また会う日まで
また会う日まで / 感想・レビュー
ヴェネツィア
休暇をとって大阪から東京にやって来た有麻の1週間を描く。これといって劇的なことは何も起こらない。主な登場人物は、語り手の「わたし」と高校の同級生だったしょうちゃん、鳴海くん、2学年下の凪子、会社の元同僚の李花ちゃん。李花ちゃんを除いては大阪出身者であり、地の文は共通語だが、会話文は大阪弁である。彼らはある種の異邦人であり、逆に言えば東京の風景はここでは異郷としての風貌を帯びる。そうした相対化こそがこの小説の存立基盤である。そして、その中で李花ちゃんは彼らの世界を繋ぎ止める杭である。
2022/06/04
巨峰
タイトルはこれしかないよねと途中から思いました。大阪から東京に移った高校時代の男友達たちを訪ねる女子OLの月曜から土曜までを描いた作品。舞台は東京、言葉は大阪弁、柴崎さんの世界です。でも、小説はいいところの手前でおわる。もう1日書いて欲しかった。どーなったんやろかなぁw
2013/11/09
しょこら★
なんか不思議な雰囲気だった。

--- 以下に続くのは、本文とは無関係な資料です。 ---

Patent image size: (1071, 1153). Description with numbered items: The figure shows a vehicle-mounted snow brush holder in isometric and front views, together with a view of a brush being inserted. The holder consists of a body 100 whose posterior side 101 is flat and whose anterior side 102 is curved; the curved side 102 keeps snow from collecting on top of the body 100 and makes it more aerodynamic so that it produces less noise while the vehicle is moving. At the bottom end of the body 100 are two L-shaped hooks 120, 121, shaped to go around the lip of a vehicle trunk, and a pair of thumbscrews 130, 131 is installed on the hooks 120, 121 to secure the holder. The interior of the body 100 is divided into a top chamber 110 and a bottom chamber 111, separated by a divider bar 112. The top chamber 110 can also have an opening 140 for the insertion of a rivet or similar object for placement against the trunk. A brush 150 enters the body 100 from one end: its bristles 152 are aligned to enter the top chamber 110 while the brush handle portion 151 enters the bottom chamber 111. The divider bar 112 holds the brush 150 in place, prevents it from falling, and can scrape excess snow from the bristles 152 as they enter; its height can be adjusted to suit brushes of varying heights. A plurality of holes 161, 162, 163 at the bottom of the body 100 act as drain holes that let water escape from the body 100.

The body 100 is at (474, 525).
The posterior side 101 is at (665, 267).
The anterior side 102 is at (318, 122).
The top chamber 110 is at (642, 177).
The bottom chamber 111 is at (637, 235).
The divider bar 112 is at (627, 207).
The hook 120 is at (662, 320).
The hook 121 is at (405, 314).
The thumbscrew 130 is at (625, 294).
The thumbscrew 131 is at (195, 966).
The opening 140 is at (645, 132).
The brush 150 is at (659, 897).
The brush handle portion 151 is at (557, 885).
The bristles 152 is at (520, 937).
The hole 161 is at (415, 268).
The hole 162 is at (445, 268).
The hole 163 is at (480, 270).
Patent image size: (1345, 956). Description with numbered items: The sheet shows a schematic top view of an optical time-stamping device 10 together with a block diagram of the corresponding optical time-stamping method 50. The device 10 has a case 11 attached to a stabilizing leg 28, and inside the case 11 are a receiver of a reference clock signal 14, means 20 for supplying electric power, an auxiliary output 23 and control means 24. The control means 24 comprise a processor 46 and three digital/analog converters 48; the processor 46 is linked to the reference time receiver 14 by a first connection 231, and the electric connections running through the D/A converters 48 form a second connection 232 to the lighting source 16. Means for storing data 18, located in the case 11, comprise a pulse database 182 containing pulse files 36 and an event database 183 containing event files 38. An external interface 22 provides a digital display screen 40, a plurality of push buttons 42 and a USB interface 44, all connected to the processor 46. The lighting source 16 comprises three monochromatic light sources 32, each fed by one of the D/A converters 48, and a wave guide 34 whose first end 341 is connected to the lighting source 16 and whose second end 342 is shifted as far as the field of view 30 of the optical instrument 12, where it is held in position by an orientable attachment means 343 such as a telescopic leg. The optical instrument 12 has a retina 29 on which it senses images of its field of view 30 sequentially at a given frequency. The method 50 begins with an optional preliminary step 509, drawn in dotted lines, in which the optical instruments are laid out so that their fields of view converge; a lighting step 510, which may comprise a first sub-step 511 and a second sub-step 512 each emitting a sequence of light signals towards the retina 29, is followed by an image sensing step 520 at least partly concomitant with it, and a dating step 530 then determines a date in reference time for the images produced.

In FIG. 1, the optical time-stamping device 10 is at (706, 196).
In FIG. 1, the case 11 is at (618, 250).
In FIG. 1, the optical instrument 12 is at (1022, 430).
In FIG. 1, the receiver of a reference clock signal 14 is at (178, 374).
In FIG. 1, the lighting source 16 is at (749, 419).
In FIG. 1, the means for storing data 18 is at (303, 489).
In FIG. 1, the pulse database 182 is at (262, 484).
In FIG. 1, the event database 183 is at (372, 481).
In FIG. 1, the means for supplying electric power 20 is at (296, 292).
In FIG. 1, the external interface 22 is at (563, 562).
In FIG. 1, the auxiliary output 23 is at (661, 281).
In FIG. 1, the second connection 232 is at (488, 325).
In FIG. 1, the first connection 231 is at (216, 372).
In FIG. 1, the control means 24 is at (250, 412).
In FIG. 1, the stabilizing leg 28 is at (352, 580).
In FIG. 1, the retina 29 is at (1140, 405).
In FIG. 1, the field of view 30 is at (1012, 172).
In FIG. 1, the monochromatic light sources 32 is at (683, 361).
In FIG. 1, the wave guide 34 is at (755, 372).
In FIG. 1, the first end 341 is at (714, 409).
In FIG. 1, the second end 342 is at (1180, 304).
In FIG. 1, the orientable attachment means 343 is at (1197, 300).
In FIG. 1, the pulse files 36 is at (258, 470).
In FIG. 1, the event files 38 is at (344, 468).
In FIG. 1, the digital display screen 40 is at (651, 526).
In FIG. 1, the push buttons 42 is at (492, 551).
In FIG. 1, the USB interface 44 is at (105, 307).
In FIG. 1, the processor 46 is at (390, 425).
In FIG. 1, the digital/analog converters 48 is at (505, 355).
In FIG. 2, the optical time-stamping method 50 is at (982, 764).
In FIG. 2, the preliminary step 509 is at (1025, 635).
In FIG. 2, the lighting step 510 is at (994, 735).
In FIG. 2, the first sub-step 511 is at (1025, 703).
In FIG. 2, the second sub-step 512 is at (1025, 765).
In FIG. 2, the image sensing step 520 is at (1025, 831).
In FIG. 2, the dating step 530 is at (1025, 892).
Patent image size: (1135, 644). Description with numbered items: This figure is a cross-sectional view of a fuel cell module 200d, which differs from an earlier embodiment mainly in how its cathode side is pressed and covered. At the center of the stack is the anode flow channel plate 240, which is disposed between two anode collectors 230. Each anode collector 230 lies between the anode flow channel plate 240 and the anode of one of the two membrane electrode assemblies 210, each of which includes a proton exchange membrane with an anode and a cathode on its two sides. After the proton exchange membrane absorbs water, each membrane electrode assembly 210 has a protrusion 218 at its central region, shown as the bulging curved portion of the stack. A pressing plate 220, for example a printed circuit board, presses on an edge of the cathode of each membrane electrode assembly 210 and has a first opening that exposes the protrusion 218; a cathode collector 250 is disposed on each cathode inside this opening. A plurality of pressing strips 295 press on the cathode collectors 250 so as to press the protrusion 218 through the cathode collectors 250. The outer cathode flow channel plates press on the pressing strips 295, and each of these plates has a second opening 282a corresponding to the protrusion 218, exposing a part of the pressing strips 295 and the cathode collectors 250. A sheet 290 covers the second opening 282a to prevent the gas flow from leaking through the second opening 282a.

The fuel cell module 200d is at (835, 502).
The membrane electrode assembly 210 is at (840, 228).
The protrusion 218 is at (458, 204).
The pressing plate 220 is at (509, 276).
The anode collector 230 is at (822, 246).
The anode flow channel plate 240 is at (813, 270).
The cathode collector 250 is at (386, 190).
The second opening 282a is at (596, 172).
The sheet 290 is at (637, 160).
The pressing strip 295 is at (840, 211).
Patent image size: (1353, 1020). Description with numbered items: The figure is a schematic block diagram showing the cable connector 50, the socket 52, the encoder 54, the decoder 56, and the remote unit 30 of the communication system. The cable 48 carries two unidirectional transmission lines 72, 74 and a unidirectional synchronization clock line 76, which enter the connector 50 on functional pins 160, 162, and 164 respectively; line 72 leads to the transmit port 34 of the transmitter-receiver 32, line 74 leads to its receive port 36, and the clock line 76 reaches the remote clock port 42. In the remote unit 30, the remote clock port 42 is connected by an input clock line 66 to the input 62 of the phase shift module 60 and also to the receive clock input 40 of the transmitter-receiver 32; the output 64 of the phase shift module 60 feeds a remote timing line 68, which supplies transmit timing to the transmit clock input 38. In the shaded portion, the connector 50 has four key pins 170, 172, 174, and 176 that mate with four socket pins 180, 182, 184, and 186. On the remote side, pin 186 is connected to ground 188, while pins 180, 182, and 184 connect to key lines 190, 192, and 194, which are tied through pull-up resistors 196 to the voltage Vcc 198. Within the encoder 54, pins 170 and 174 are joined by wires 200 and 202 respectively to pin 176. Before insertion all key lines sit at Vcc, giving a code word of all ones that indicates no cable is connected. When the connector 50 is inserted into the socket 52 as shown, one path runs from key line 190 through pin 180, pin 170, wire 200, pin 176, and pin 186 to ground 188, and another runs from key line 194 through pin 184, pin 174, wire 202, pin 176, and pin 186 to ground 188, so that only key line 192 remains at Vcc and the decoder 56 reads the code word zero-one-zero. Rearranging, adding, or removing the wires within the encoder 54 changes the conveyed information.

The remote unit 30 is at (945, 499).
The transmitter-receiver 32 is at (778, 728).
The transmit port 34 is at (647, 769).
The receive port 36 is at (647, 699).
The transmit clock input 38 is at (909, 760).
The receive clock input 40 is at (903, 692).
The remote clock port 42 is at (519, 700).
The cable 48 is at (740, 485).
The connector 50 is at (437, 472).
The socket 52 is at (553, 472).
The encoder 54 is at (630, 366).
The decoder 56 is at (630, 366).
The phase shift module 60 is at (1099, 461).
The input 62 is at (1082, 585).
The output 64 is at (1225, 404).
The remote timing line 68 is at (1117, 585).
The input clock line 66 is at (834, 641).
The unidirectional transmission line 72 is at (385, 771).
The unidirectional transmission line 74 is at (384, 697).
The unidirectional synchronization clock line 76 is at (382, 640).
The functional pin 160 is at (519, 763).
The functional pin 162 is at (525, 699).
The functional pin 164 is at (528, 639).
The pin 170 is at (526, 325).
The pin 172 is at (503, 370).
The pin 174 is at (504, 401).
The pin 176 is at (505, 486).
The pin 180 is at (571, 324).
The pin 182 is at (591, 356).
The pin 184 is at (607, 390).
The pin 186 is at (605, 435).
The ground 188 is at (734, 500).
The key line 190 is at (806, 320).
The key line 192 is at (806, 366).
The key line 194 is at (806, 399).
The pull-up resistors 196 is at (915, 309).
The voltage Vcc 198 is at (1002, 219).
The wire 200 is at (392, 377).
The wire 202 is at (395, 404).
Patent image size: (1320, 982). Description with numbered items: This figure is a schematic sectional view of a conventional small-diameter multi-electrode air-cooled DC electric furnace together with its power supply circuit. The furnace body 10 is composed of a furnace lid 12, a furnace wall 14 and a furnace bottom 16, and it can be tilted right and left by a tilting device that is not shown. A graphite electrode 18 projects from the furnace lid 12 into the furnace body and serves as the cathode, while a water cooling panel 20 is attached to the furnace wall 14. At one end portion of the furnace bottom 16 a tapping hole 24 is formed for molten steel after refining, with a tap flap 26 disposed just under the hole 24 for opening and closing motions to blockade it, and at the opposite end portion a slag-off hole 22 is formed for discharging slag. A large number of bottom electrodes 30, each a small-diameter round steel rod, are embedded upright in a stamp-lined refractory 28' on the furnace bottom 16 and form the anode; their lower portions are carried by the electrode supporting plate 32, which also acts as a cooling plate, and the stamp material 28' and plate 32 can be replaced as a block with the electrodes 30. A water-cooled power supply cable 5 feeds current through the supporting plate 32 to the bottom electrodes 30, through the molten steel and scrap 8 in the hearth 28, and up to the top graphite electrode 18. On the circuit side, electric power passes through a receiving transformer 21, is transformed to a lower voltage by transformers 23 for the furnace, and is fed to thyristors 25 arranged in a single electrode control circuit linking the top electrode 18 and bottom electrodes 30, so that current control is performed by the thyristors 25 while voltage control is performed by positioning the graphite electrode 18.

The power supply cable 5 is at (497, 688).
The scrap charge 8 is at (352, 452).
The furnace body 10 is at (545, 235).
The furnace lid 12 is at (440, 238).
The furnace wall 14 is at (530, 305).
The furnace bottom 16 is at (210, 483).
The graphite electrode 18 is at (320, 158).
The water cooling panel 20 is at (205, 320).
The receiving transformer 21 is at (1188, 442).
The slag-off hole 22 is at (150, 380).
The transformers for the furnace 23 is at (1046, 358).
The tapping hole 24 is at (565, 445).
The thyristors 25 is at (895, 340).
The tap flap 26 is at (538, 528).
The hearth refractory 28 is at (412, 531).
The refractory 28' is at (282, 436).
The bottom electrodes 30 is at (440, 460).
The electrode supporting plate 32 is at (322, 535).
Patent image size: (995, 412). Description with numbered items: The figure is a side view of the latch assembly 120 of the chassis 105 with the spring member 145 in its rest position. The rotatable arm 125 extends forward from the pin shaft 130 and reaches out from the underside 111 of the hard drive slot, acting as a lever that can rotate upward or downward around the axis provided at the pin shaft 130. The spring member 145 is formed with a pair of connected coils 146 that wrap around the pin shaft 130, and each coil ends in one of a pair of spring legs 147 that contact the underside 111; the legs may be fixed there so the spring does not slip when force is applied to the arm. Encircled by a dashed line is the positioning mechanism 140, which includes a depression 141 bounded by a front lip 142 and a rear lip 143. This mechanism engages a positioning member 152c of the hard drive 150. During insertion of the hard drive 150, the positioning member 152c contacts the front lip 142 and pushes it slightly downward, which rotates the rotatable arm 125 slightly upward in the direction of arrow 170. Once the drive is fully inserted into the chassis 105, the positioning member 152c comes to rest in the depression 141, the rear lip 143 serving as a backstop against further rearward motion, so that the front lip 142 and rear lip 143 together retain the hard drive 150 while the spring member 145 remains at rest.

よくわからないんだけど、でも東京に上京してきて、手持ち無沙汰でなにもかも珍しいふわふわした感じとか、バンドライブのあとの、歌い出しそうなみんな仲間みたいな、気持ちのいい高揚とか。ちょっと良かった。あと、学生時代のふとした出来事がいつまでも心の引っかかってる感じ。答えなんてないんだけど、いつまでも、いつまでも…
2015/02/26
kaoriction@感想は気まぐれに
今日は知らない、まだ出会っていない見知らぬ誰かと、実は既にすれ違っていたり。何か新しいことを始めてみたり、知らない街へふと思い立って行ってみたり。そういうことなんだよね。珍しく東京が舞台。ふわふわしているのに、地に足がついているような。不思議な男女の関係。なんかいい友達関係。軽やかに真っ直ぐを向いて。月曜日から土曜日までのフツーの話。時間はごく緩やかに淡々と過ぎ行く。誰かと出会って何かが始まりそうで何も始まらなくて。仕事へ行って食べて呑んで、喋って寝て。また見知らぬ誰かとすれ違って出会って。都会の片隅で。
2019/02/08
リノン
柴崎友香さん、初めて読みました。こういう小説は初めて読んだような。月曜〜土曜日まで区切りながら物語が進んでいくのですが、1日の終わるタイミングが絶妙で驚きます。最終的に何が伝えたかったのかは、よく分かりません。雰囲気は好きな感じです。凪子は面白い!